Le choix d’un thème sensible d’actualité explique aisément cette inavouable double interdiction. Car, observer et analyser les conséquences de troubles concomitants entre immigration et islamisme dérange l’omerta, tant à Gauche qu’à Droite, qui use et abuse du silence par la chape de plomb. Prosélyte et conquérante, l’expansion de l’islam : cette idéologie politique et religieuse s’affiche dangereusement en France et en Europe. Cette culture de conquête a été analysée et quantifiée dans le projet Eurabia décrit dans les ouvrages de Bat Yeor de cette décennie et particulièrement sur l’islam avec Anne-Marie Delcambre. Mais, la question cruciale « Est-ce un danger (fatal) pour la France », pouvait-elle rester sans réponse?…
L’Europe et le spectre du califat, le dernier livre de BAT YEOR, éd. Les Provinciales.

À l’heure où l’Union européenne est sous la menace du retour d’un groupe de 25 européens formés au terrorisme au Pakistan et en Afghanistan, et signalé comme très difficiles à détecter ; À l’heure où la France traverse une zone de tensions politique, sociale et sécuritaire avec un plan Vigipirate en alerte rouge fixe ; Un débat sur ces risques est jugé politiquement incorrect par des élus UMP avec B. Accoyer à leur tête. La parole prévue, dans des locaux publics, avec des élus de la République, leur aura été arbitrairement confisquée. Mais, savez-vous que le thème de cette soirée de réflexion a été diabolisé par une fatwa ? D’où son interdiction.
L’histoire retiendra les dangers d’une Démocratie sous influence, dans la France du XXIe siècle».

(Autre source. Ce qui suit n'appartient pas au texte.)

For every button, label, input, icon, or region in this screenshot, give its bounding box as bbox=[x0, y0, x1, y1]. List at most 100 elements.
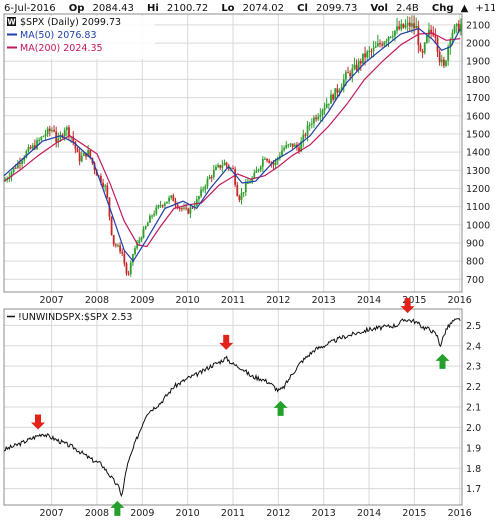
candle-body bbox=[144, 226, 147, 229]
candle-body bbox=[298, 147, 300, 152]
candle-body bbox=[149, 216, 151, 223]
candle-body bbox=[351, 68, 354, 77]
candle-body bbox=[10, 172, 13, 178]
y-tick-label: 2.4 bbox=[466, 341, 481, 352]
quote-date: 6-Jul-2016 bbox=[4, 3, 56, 14]
candle-body bbox=[114, 244, 117, 246]
candle-body bbox=[123, 253, 126, 264]
candle-body bbox=[285, 145, 288, 148]
candle-body bbox=[319, 114, 322, 117]
volume-label: Vol bbox=[370, 3, 388, 14]
candle-body bbox=[53, 130, 55, 132]
candle-body bbox=[221, 165, 224, 168]
candle-body bbox=[166, 201, 168, 204]
candle-body bbox=[355, 64, 358, 71]
candle-body bbox=[374, 46, 377, 48]
candle-body bbox=[57, 138, 60, 143]
candle-body bbox=[51, 130, 53, 132]
y-tick-label: 1.9 bbox=[466, 443, 481, 454]
candle-body bbox=[223, 162, 226, 166]
candle-body bbox=[168, 197, 170, 202]
ma50-line bbox=[3, 27, 461, 263]
candle-body bbox=[247, 182, 249, 184]
candle-body bbox=[38, 139, 41, 141]
candle-body bbox=[327, 103, 330, 105]
candle-body bbox=[253, 172, 256, 178]
ma200-line bbox=[3, 32, 461, 248]
candle-body bbox=[447, 46, 450, 61]
candle-body bbox=[12, 167, 15, 173]
candle-body bbox=[364, 53, 366, 58]
legend-background bbox=[5, 16, 155, 59]
candle-body bbox=[127, 273, 130, 275]
candle-body bbox=[129, 262, 132, 275]
legend-label: MA(200) 2024.35 bbox=[20, 43, 103, 54]
x-tick-label: 2015 bbox=[402, 295, 426, 306]
candle-body bbox=[225, 162, 228, 166]
candle-body bbox=[423, 42, 426, 53]
candle-body bbox=[376, 43, 379, 47]
candle-body bbox=[106, 185, 109, 198]
x-tick-label: 2011 bbox=[221, 508, 245, 519]
candle-body bbox=[415, 26, 418, 29]
candle-body bbox=[36, 140, 38, 149]
candle-body bbox=[155, 207, 158, 214]
candle-body bbox=[272, 162, 275, 165]
candle-body bbox=[325, 103, 328, 108]
x-tick-label: 2016 bbox=[448, 295, 472, 306]
candle-body bbox=[455, 23, 458, 27]
candle-body bbox=[85, 152, 87, 157]
candle-body bbox=[183, 207, 185, 209]
candle-body bbox=[308, 124, 311, 126]
x-tick-label: 2016 bbox=[448, 508, 472, 519]
candle-body bbox=[140, 237, 143, 241]
candle-body bbox=[157, 205, 160, 208]
y-tick-label: 1300 bbox=[466, 166, 490, 177]
y-tick-label: 2000 bbox=[466, 39, 490, 50]
y-tick-label: 1000 bbox=[466, 220, 490, 231]
candle-body bbox=[212, 169, 215, 178]
y-tick-label: 2.2 bbox=[466, 382, 481, 393]
candle-body bbox=[138, 240, 141, 244]
open-value: 2084.43 bbox=[93, 3, 134, 14]
candle-body bbox=[44, 134, 47, 136]
candle-body bbox=[82, 152, 85, 156]
candle-body bbox=[332, 94, 335, 100]
candle-body bbox=[255, 170, 258, 173]
candle-body bbox=[268, 160, 271, 163]
candle-body bbox=[404, 25, 407, 28]
candle-body bbox=[178, 208, 181, 210]
y-tick-label: 2.3 bbox=[466, 362, 481, 373]
candle-body bbox=[264, 158, 266, 160]
candle-body bbox=[406, 22, 409, 26]
candle-body bbox=[76, 148, 79, 153]
candle-body bbox=[366, 51, 369, 58]
candle-body bbox=[400, 23, 403, 30]
candle-body bbox=[125, 263, 128, 274]
candle-body bbox=[385, 41, 388, 43]
candle-body bbox=[163, 203, 166, 206]
y-tick-label: 800 bbox=[466, 257, 484, 268]
x-tick-label: 2014 bbox=[357, 508, 381, 519]
candle-body bbox=[449, 39, 452, 47]
candle-body bbox=[244, 183, 247, 193]
candle-body bbox=[283, 147, 286, 151]
candle-body bbox=[425, 35, 428, 43]
candle-body bbox=[170, 195, 173, 198]
candle-body bbox=[46, 128, 49, 135]
candle-body bbox=[193, 205, 196, 208]
candle-body bbox=[421, 51, 424, 53]
x-tick-label: 2014 bbox=[357, 295, 381, 306]
candle-body bbox=[153, 213, 156, 216]
candle-body bbox=[151, 215, 153, 217]
candle-body bbox=[353, 64, 356, 69]
x-tick-label: 2009 bbox=[130, 295, 154, 306]
candle-body bbox=[48, 128, 51, 131]
candle-body bbox=[310, 123, 313, 125]
candle-body bbox=[238, 196, 241, 201]
low-value: 2074.02 bbox=[243, 3, 284, 14]
candle-body bbox=[330, 94, 332, 104]
candle-body bbox=[438, 51, 441, 63]
candle-body bbox=[27, 147, 30, 152]
candle-body bbox=[257, 169, 260, 171]
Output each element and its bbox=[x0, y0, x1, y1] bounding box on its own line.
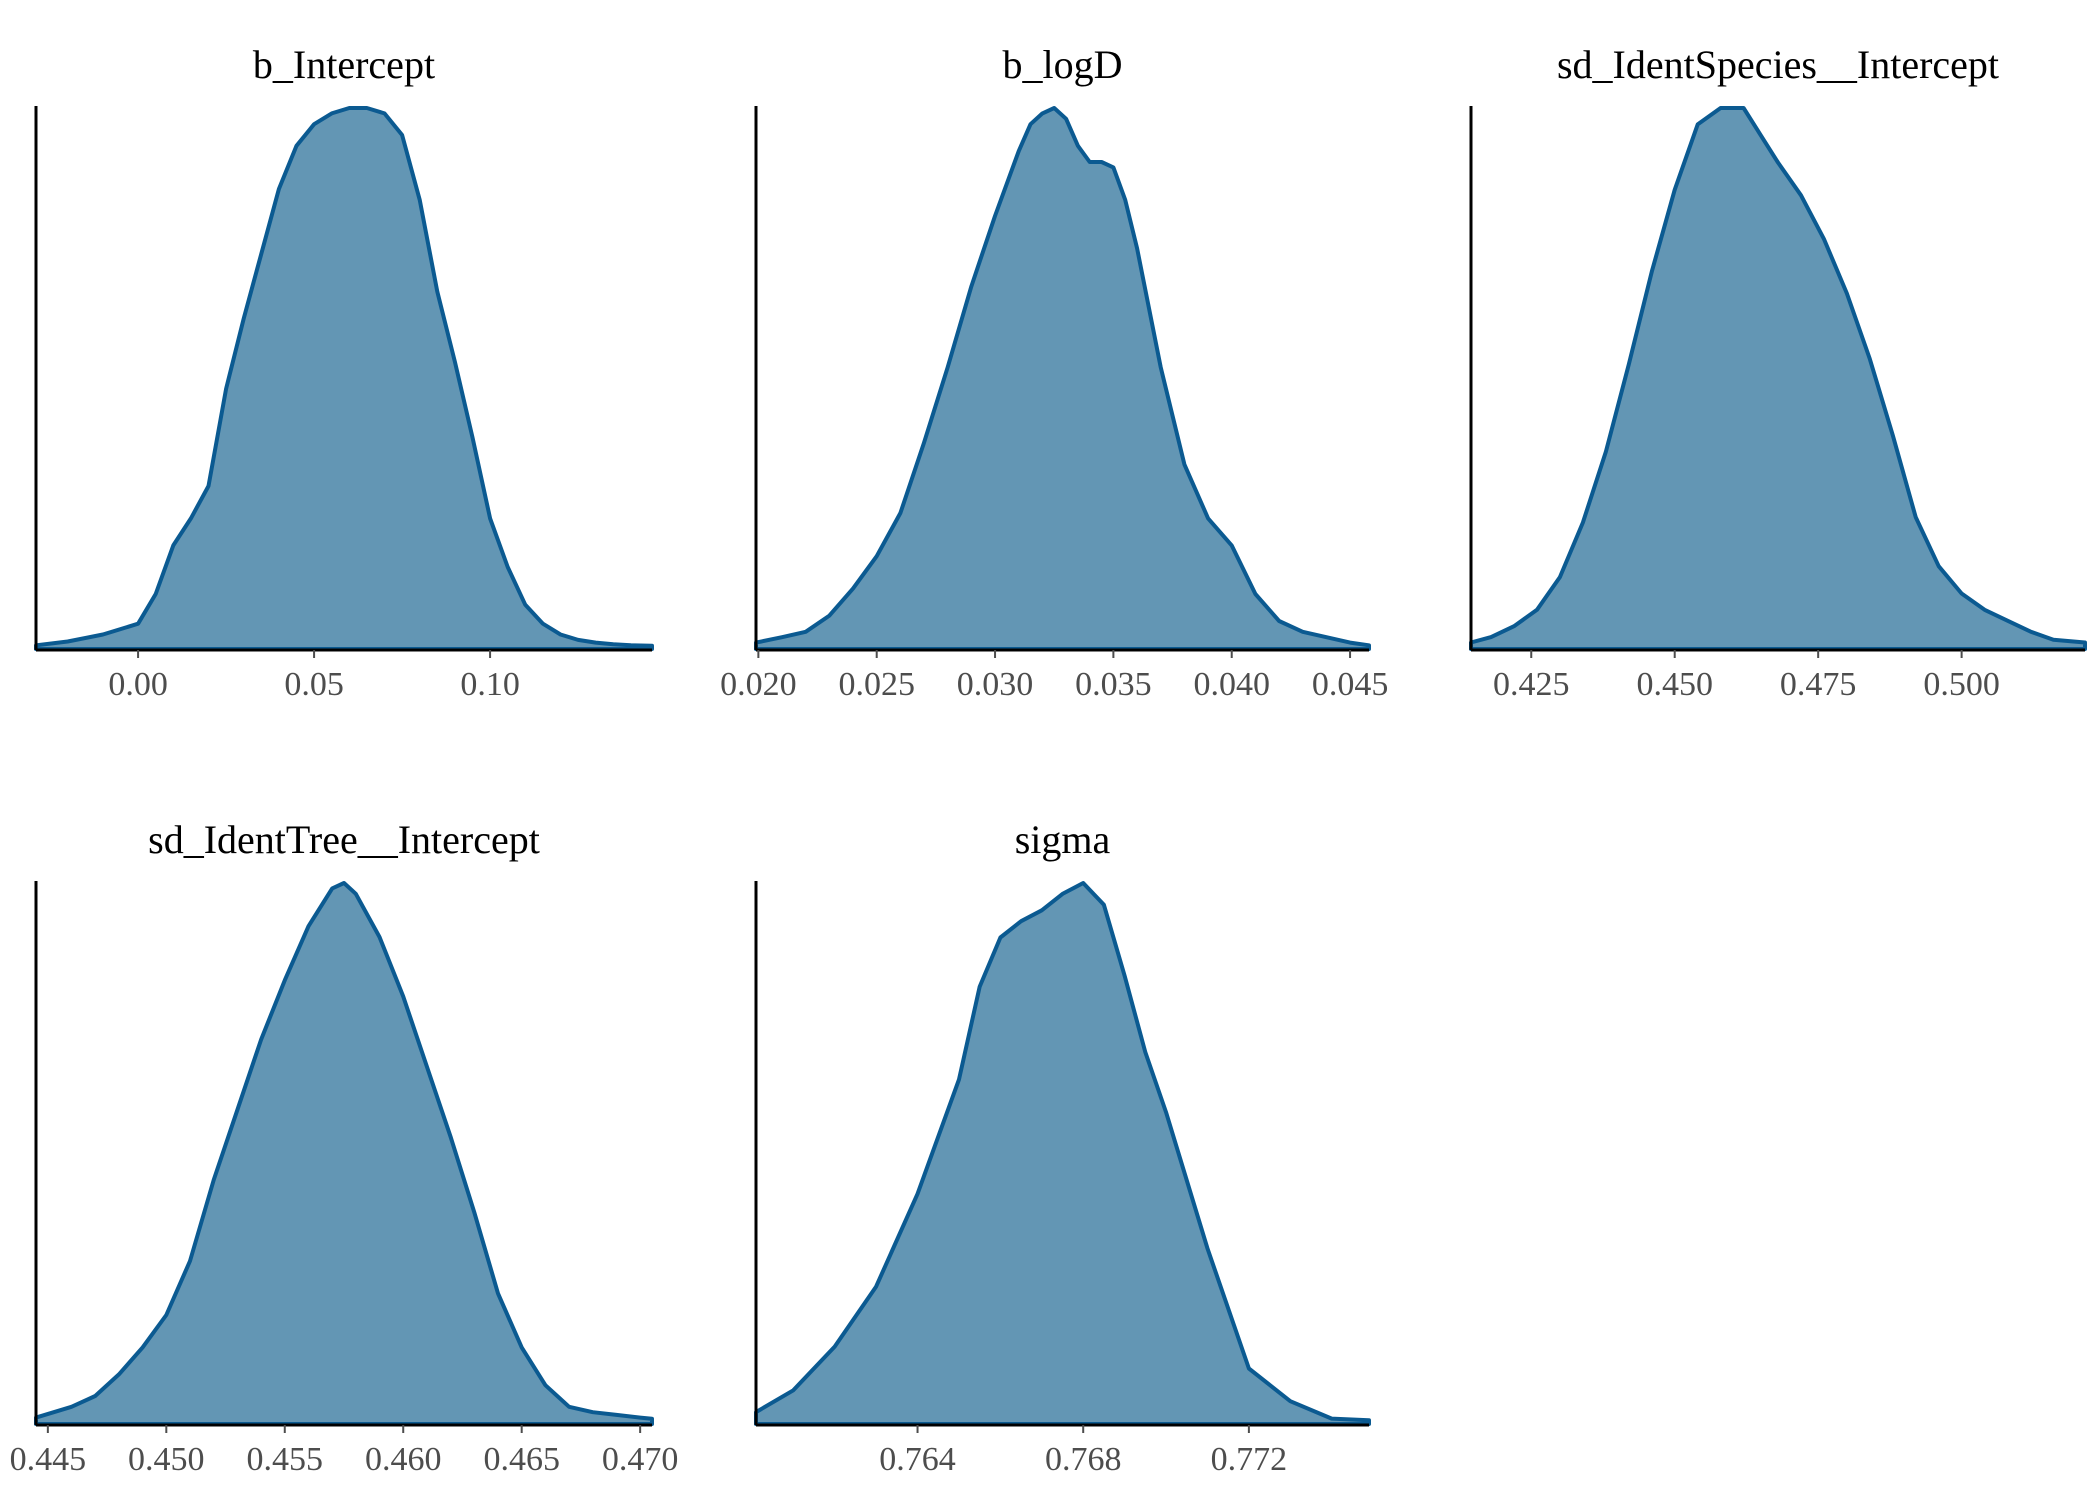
panel-5: sigma 0.764 0.768 0.772 bbox=[754, 817, 1371, 1478]
x-tick-label: 0.425 bbox=[1493, 666, 1570, 703]
x-tick-label: 0.768 bbox=[1045, 1441, 1122, 1478]
x-tick-label: 0.045 bbox=[1312, 666, 1389, 703]
x-tick-label: 0.500 bbox=[1923, 666, 2000, 703]
panel-title: sd_IdentTree__Intercept bbox=[148, 817, 540, 862]
panel-2: b_logD 0.020 0.025 0.030 0.035 0.040 0.045 bbox=[720, 42, 1388, 703]
x-tick-label: 0.445 bbox=[10, 1441, 87, 1478]
x-tick-label: 0.10 bbox=[460, 666, 520, 703]
x-tick-label: 0.465 bbox=[483, 1441, 560, 1478]
panel-1: b_Intercept 0.00 0.05 0.10 bbox=[34, 42, 654, 703]
x-tick-label: 0.450 bbox=[1636, 666, 1713, 703]
x-tick-label: 0.035 bbox=[1075, 666, 1152, 703]
x-tick-label: 0.460 bbox=[365, 1441, 442, 1478]
density-curve bbox=[754, 106, 1371, 651]
panel-title: b_logD bbox=[1003, 42, 1123, 87]
x-tick-label: 0.030 bbox=[957, 666, 1034, 703]
x-tick-label: 0.025 bbox=[838, 666, 915, 703]
x-tick-label: 0.05 bbox=[284, 666, 344, 703]
density-curve bbox=[34, 106, 654, 651]
x-tick-label: 0.772 bbox=[1211, 1441, 1288, 1478]
x-tick-label: 0.475 bbox=[1780, 666, 1857, 703]
panel-title: sigma bbox=[1015, 817, 1111, 862]
panel-4: sd_IdentTree__Intercept 0.445 0.450 0.455 0.… bbox=[10, 817, 679, 1478]
x-tick-label: 0.764 bbox=[879, 1441, 956, 1478]
x-tick-label: 0.455 bbox=[247, 1441, 324, 1478]
x-tick-label: 0.470 bbox=[602, 1441, 679, 1478]
density-curve bbox=[754, 881, 1371, 1426]
density-curve bbox=[34, 881, 654, 1426]
x-tick-label: 0.450 bbox=[128, 1441, 205, 1478]
panel-title: sd_IdentSpecies__Intercept bbox=[1557, 42, 1999, 87]
density-curve bbox=[1469, 106, 2087, 651]
x-tick-label: 0.040 bbox=[1193, 666, 1270, 703]
panel-3: sd_IdentSpecies__Intercept 0.425 0.450 0.47… bbox=[1469, 42, 2087, 703]
panel-title: b_Intercept bbox=[253, 42, 435, 87]
x-tick-label: 0.020 bbox=[720, 666, 797, 703]
x-tick-label: 0.00 bbox=[108, 666, 168, 703]
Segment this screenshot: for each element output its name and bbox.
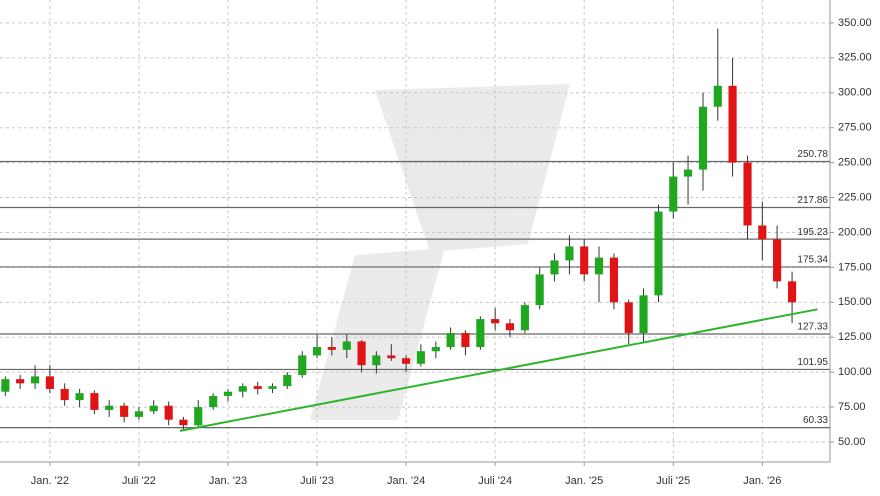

Sur la place du Palais Bourbon, au moins 120 débatteurs punis de débat ; arrosés par une petite pluie passagère ; ciblés par les RG ; entourés et surveillés par de discrets CRS, en tenue d’émeute et liaison radio. Refermant les parapluies, des intervenants démocrates et républicains, se succéderont pour marquer leur indignation. Parmi lesquels : Claude Fain, de la Droite libre, Christine Tasin de Résistance Républicaine, Pierre Cassen de Riposte Laïque, et Xavier Lemoine Député-maire UMP de Montfermeil. Cette conférence de presse improvisée, au pied levé, place du Palais Bourbon, s’acheva vers 22H 30’ dans une brasserie parisienne. Le numéro 164 de Riposte laïque développe tous les détails de cette soirée inoubliable et donne les liens vidéo de ce débat, non halal, interdit.

Par une lettre ouverte adressée à B. Accoyer, président élu au perchoir du 1er Parlement démocratique en France, Chantal Macaire, s’interpelle de cette interdiction de débat, dans une salle profonde de l’Assemblée Nationale, en catimini, sans aucun Media. Un lieu très peu fréquentée le dimanche. Un lieu pourtant dédié depuis la Révolution de 1789 aux débats publics. Un comble !

On apprendra que, suite à des pressions écrites de Mohamed Moussaoui, président du CFCM et non encore citoyen français, Bernard Accoyer cèdera à son injonction, pour faire annuler, autoritairement, le débat démocratique initié par la Droite Libre, et qui devait se tenir finalement, rue de l’Université, avec d’autres élus. Riposte Laïque et Résistance Républicaine sont-ils des gens si infréquentables ? Ce débat dérange à l’évidence. Il empêche le politiquement correct de s’imposer.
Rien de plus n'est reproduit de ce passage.